Validation de demandes et de réponses
L'autre scénario d'utilisation vise à empêcher les utilisateurs de communiquer des IPI ou d'autres informations sensibles à des fournisseurs externes de LLM, tels que OpenAI ou Anthropic. Comme d'autres fonctionnalités existantes du pare-feu WAF, Firewall for AI recherchera automatiquement les demandes intégrées dans les requêtes HTTP ou permettra aux clients de créer des règles en fonction de l'emplacement, dans le corps de la requête JSON, où peut se trouver la demande.
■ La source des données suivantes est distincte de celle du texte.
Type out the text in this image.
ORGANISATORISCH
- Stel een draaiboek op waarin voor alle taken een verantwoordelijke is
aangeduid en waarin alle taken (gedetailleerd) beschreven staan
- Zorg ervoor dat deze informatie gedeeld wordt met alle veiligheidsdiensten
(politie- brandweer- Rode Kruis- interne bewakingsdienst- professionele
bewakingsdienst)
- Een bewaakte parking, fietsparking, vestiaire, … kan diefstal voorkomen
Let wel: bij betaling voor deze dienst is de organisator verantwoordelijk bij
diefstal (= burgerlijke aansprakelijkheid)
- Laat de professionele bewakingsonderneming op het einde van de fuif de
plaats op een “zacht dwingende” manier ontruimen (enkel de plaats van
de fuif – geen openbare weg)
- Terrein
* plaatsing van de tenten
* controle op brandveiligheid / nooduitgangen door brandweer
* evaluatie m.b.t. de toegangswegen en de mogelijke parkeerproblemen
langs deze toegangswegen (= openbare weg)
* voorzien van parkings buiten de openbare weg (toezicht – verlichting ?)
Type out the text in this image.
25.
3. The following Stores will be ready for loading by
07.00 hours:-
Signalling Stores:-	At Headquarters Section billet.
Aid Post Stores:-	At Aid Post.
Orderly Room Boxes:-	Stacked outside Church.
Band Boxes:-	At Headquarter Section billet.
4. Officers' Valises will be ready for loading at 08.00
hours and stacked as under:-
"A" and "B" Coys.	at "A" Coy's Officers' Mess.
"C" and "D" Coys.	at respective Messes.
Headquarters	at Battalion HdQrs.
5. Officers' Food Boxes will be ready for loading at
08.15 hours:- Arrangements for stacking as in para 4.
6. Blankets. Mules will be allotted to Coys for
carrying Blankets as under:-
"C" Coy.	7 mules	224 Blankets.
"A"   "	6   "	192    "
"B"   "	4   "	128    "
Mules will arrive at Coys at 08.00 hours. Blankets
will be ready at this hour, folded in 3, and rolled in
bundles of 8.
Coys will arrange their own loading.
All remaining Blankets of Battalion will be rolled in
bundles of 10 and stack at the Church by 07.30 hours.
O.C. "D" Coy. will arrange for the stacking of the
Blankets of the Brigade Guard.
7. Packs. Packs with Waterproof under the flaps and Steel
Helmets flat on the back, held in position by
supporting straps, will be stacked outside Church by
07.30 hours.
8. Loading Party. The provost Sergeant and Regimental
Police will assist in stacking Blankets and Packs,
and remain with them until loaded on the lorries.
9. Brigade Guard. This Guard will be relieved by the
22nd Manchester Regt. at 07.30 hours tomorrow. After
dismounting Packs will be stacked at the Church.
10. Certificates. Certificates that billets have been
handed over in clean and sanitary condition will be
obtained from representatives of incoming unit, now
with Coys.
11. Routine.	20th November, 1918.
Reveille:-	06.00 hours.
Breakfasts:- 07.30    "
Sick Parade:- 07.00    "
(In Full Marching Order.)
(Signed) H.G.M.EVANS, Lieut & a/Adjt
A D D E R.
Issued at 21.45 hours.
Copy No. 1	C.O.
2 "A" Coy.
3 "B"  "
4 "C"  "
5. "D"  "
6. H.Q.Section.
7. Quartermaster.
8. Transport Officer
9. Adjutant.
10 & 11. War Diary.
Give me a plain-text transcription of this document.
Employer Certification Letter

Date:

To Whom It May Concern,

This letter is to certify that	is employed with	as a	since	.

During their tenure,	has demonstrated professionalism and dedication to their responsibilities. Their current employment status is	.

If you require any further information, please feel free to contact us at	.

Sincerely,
Une fois activé, le pare-feu analyse chaque demande et attribue une note en fonction de la probabilité qu'elle soit malveillante. Il identifie également la demande en fonction de catégories prédéfinies. La plage de scores va de 1 à 99, indiquant ainsi la probabilité d'une attaque par infiltration de requête (1 étant le score le plus élevé).
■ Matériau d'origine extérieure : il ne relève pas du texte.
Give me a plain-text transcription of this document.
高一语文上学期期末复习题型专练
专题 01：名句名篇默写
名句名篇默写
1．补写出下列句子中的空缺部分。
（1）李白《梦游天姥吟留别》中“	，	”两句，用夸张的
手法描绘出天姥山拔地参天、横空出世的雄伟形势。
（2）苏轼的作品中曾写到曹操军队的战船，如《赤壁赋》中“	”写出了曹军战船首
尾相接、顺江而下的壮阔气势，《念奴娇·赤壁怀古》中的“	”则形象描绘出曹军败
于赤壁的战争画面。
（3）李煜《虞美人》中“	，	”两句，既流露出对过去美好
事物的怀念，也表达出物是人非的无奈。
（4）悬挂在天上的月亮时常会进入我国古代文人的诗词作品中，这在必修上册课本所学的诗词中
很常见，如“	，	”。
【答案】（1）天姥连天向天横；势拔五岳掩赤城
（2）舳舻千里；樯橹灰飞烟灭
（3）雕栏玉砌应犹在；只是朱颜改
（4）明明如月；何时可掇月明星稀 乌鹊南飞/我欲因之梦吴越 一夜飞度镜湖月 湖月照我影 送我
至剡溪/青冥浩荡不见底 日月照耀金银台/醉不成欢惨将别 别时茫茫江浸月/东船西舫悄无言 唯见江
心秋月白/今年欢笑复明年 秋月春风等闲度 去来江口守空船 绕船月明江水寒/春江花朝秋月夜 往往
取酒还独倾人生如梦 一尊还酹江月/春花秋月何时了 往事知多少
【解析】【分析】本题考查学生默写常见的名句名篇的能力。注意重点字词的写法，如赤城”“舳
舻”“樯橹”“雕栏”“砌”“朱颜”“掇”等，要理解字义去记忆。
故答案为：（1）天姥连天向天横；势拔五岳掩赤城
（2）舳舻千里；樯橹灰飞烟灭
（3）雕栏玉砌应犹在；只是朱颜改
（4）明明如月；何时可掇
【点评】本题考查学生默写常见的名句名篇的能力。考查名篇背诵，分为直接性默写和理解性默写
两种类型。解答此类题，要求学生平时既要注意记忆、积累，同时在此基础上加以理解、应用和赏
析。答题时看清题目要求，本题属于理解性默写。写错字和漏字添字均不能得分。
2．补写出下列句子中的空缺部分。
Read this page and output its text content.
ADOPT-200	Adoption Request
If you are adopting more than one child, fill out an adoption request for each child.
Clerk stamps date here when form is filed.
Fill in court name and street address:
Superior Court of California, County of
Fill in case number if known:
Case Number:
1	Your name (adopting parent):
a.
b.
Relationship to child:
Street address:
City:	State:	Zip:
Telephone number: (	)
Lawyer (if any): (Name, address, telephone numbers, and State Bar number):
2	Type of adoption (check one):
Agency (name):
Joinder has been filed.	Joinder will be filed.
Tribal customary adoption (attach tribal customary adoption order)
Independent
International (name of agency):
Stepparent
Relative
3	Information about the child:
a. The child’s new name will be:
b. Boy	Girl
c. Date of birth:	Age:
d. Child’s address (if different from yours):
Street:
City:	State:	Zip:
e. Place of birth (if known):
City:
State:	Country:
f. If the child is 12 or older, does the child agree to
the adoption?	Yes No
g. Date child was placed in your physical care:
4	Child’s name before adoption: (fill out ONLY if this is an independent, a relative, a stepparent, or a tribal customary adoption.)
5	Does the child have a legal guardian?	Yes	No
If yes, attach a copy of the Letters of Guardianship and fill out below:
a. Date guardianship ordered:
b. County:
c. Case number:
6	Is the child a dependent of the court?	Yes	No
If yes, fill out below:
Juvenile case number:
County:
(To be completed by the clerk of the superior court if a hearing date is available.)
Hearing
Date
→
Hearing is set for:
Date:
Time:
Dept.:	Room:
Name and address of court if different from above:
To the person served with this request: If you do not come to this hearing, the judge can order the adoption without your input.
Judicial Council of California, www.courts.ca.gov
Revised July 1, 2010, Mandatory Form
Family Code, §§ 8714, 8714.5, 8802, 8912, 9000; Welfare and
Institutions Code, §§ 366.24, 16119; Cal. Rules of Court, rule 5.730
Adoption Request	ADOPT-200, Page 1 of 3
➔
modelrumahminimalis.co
Les clients pourront créer des règles de pare-feu WAF afin de bloquer ou de traiter les requêtes avec un score particulier dans l'une ou l'autre de ces dimensions, ou les deux. Vous pourrez associer ce score à d'autres signaux existants (par exemple, le score de bot ou l'indicateur Attack Score) afin de déterminer si la requête doit atteindre le modèle ou être bloquée. Par exemple, elle pourrait être associé à un score de bot afin d'identifier si la requête était malveillante et générée par une source automatisée.
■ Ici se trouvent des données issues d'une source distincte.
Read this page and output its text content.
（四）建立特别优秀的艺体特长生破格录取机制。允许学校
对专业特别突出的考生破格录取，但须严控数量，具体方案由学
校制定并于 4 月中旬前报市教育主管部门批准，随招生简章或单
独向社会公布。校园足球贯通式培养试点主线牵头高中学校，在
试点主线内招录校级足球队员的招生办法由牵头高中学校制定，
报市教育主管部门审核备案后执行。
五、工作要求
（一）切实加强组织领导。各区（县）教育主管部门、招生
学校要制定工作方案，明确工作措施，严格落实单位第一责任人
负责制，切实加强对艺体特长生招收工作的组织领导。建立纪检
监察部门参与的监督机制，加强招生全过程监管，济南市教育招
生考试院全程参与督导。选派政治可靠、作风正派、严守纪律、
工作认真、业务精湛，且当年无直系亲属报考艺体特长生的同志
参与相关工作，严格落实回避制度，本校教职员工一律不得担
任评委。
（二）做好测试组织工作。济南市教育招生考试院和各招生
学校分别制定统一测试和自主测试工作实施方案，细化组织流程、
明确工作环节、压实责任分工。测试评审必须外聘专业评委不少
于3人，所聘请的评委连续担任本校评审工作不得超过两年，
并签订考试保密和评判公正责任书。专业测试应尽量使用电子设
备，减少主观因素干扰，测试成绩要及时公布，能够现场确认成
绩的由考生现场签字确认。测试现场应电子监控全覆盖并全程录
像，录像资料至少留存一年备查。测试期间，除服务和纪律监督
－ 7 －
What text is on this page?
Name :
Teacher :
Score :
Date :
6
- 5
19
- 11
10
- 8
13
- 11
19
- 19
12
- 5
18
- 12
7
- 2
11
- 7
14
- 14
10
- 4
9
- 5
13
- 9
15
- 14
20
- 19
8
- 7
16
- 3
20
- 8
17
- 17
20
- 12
La détection des attaques par injection de requêtes et des demandes abusives fait partie du champ d'application de Firewall for AI. Projet d'itération de la conception du produit
Outre le score, nous attribuerons à chaque demande des identifiants qui pourront être utilisés lors de la création de règles visant à empêcher les demandes associées à l'une ou l'autre de ces catégories d'atteindre le modèle correspondant. Par exemple, les clients pourront créer des règles afin d'interdire des sujets spécifiques, notamment les demandes utilisant des termes considérés comme offensants ou liés à la religion, à des contenus sexuels ou à la politique, par exemple.
Comment utiliser Firewall for AI ? Qui peut y accéder ?
Les entreprises clientes de l'offre Application Security Advanced peuvent immédiatement commencer à utiliser les fonctionnalités de contrôle avancé du volume de requêtes et de détection de données sensibles (sur la phase de réponse). Les deux produits sont accessibles depuis la section du pare-feu WAF du tableau de bord de Cloudflare. La fonctionnalité de validation de demandes de Firewall for AI est actuellement en cours de développement, et une version bêta sera lancée au cours des mois à venir pour tous les utilisateurs de Workers AI. Inscrivez-vous pour rejoindre la liste d'attente et recevoir une notification lorsque la fonctionnalité sera disponible.
Conclusion
Cloudflare est l'un des premiers fournisseurs de sécurité à inaugurer une suite d'outils dédiée à la sécurisation des applications d'IA. Grâce à Firewall for AI, les clients peuvent contrôler les demandes et les requêtes qui parviennent à leurs modèles de langage, réduisant ainsi le risque d'utilisations abusives et d'exfiltration de données. Restez à l'écoute pour en savoir plus sur l'évolution de la sécurité des applications d'IA.